Gerechtshof Arnhem-Leeuwarden

Datum uitspraak
22 juni 2021
Publicatiedatum
22 juni 2021
Zaaknummer
200.274.858
Instantie
Gerechtshof Arnhem-Leeuwarden
Type
Uitspraak
Rechtsgebied
Civiel recht; Personen- en familierecht
Procedures
  • Hoger beroep
Vindplaatsen
  • Rechtspraak.nl
AI samenvatting door LexboostAutomatisch gegenereerd

Afwijzing verzoek om eenhoofdig gezag en wijziging zorg- en opvoedingstaken na gewijzigde omstandigheden

In deze zaak heeft het Gerechtshof Arnhem-Leeuwarden op 22 juni 2021 uitspraak gedaan in hoger beroep over de verzoeken van de ouders met betrekking tot het gezag en de zorg- en opvoedingstaken van hun minderjarige dochter. De vader, verzoeker in het principaal hoger beroep, en de moeder, verzoekster in het incidenteel hoger beroep, zijn betrokken in een geschil over de verdeling van de zorg en het gezag. De moeder verzocht om eenhoofdig gezag, terwijl de vader zich hiertegen verzette. Het hof oordeelde dat er onvoldoende redenen waren om het verzoek van de moeder toe te wijzen, ondanks de moeizame communicatie tussen de ouders. Het hof benadrukte dat gezamenlijk gezag de norm is en dat er geen onaanvaardbaar risico was dat het kind klem of verloren zou raken tussen de ouders. De raad voor de kinderbescherming adviseerde om het verzoek van de moeder af te wijzen en de bestaande zorgregeling te bekrachtigen. Het hof volgde dit advies en stelde de zorgregeling vast, waarbij de dochter in de oneven weken bij de vader verblijft en in de even weken op dinsdag bij hem is. De ouders moeten uiterlijk 31 januari van elk jaar afspraken maken over de verdeling van de zomervakantie. De kosten van het geding in hoger beroep werden gecompenseerd, waarbij iedere partij de eigen kosten draagt.

Uitspraak

GERECHTSHOF ARNHEM-LEEUWARDEN

locatie Arnhem
afdeling civiel recht
zaaknummer gerechtshof 200.274.858/01
(zaaknummers rechtbank Midden-Nederland 471596 en 471598)
beschikking van 22 juni 2021
inzake
[verzoeker],
wonende te [A] ,
verzoeker in het principaal hoger beroep,
verweerder in het incidenteel hoger beroep,
verder te noemen: de vader,
advocaat: mr. G.R. Dorhout-Tielken te Soest,
en
[verweerster],
wonende te [B] ,
verweerster in het principaal hoger beroep,
verzoekster in het incidenteel hoger beroep,
verder te noemen: de moeder,
advocaat: mr. H.E. Brokers-van Dijk te Vleuten, gemeente Utrecht.
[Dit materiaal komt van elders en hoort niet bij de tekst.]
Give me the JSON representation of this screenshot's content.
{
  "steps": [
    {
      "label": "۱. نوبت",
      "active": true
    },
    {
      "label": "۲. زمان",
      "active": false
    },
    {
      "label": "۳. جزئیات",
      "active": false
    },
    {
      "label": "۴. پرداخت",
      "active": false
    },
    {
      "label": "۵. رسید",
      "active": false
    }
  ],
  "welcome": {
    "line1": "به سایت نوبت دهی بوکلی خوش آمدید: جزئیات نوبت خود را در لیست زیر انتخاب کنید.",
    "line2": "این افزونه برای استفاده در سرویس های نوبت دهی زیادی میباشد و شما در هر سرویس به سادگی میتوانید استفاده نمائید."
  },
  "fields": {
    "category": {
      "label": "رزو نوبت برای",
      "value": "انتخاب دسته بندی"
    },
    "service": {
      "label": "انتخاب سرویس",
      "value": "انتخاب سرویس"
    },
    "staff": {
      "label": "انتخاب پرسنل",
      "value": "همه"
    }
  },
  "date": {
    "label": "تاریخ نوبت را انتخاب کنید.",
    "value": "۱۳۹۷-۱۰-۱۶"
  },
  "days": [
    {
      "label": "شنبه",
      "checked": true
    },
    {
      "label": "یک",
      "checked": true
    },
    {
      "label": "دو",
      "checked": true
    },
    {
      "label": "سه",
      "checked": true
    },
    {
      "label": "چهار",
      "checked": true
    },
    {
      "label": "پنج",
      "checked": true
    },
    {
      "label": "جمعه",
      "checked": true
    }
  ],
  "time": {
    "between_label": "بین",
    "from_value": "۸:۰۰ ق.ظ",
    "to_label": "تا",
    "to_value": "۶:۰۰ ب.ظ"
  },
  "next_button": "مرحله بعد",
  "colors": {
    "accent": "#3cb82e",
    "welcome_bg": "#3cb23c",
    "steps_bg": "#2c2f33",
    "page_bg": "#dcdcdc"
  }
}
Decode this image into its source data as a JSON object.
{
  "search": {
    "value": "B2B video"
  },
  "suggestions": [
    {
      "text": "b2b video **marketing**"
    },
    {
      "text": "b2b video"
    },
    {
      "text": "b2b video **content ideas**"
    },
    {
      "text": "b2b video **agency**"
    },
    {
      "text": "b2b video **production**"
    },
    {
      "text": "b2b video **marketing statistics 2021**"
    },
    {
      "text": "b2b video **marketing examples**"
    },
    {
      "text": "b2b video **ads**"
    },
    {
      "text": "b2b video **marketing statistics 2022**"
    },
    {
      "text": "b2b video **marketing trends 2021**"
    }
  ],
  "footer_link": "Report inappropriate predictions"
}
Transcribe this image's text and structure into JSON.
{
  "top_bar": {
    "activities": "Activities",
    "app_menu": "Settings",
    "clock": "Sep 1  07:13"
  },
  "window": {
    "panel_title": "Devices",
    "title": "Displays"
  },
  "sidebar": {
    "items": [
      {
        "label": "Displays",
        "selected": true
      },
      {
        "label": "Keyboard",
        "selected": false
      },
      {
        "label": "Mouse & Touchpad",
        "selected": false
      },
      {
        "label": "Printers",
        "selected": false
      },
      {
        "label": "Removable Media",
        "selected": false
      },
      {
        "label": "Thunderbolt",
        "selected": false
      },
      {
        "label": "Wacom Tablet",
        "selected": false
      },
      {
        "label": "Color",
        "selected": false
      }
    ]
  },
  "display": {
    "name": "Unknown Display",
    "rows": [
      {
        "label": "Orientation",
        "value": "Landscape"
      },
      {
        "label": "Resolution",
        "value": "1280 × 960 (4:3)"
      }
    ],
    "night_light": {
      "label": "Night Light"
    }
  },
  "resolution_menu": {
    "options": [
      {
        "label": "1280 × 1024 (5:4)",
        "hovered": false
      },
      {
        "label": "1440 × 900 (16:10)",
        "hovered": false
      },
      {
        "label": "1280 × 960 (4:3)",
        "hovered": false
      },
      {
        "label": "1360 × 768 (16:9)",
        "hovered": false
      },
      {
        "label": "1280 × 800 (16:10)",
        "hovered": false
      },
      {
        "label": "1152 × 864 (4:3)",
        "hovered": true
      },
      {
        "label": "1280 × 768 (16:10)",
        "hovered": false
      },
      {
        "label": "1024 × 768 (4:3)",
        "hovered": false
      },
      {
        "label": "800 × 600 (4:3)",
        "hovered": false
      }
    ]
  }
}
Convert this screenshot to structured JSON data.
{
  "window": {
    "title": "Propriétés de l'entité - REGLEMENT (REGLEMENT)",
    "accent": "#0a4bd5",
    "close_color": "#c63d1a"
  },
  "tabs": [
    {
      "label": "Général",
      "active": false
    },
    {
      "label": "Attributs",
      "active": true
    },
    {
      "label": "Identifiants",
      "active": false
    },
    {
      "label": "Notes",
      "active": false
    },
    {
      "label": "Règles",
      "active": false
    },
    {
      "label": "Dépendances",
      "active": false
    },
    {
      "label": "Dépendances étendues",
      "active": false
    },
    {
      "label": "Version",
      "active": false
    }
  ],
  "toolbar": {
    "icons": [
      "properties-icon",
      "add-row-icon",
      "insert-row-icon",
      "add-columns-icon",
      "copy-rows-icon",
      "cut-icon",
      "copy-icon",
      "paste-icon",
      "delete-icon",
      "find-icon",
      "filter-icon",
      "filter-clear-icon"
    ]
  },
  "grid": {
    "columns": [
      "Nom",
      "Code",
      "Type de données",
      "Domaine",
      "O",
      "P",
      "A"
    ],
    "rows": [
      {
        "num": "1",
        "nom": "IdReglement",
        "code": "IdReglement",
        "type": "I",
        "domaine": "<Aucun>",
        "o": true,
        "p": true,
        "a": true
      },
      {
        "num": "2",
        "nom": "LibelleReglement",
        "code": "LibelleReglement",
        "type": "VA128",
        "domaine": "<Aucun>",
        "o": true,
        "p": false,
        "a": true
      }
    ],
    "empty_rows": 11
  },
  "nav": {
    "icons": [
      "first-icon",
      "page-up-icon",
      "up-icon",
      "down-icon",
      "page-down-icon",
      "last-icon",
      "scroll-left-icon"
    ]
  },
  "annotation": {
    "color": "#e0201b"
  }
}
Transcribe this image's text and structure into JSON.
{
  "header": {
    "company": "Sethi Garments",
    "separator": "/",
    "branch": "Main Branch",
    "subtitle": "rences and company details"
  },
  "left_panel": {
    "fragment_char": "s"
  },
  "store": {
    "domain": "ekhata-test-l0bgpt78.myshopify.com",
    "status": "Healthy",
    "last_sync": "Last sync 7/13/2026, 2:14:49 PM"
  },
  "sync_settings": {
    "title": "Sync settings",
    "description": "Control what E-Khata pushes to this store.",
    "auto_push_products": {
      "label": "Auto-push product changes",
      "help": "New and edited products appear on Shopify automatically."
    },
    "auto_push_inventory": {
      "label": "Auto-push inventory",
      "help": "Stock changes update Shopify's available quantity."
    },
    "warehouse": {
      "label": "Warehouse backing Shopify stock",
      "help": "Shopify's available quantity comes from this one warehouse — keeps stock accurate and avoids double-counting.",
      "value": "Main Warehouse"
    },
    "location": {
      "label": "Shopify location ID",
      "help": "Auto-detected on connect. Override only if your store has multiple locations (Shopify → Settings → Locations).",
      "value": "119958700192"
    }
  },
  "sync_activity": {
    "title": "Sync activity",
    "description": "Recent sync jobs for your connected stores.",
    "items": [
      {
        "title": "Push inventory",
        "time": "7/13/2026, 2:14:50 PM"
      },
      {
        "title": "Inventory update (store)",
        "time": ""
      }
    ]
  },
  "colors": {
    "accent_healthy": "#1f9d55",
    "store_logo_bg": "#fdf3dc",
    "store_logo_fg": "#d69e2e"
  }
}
1.Het verloop van het geding in hoger beroep

1.1
Voor het verloop van het geding tot 3 november 2021 verwijst het hof naar zijn tussenbeschikking van die datum.
1.2
Het verdere verloop blijkt uit:
- een rapport van de raad voor de kinderbescherming (verder te noemen: raad) van 18 februari 2021 (verder te noemen: het raadsrapport);
- een journaalbericht van mr. Brokers-Van Dijk van 21 mei 2021 met producties.
1.3
Op 1 juni 2021 is de mondelinge behandeling voortgezet. Partijen zijn verschenen, bijgestaan door hun advocaten. Namens de raad is [C] verschenen.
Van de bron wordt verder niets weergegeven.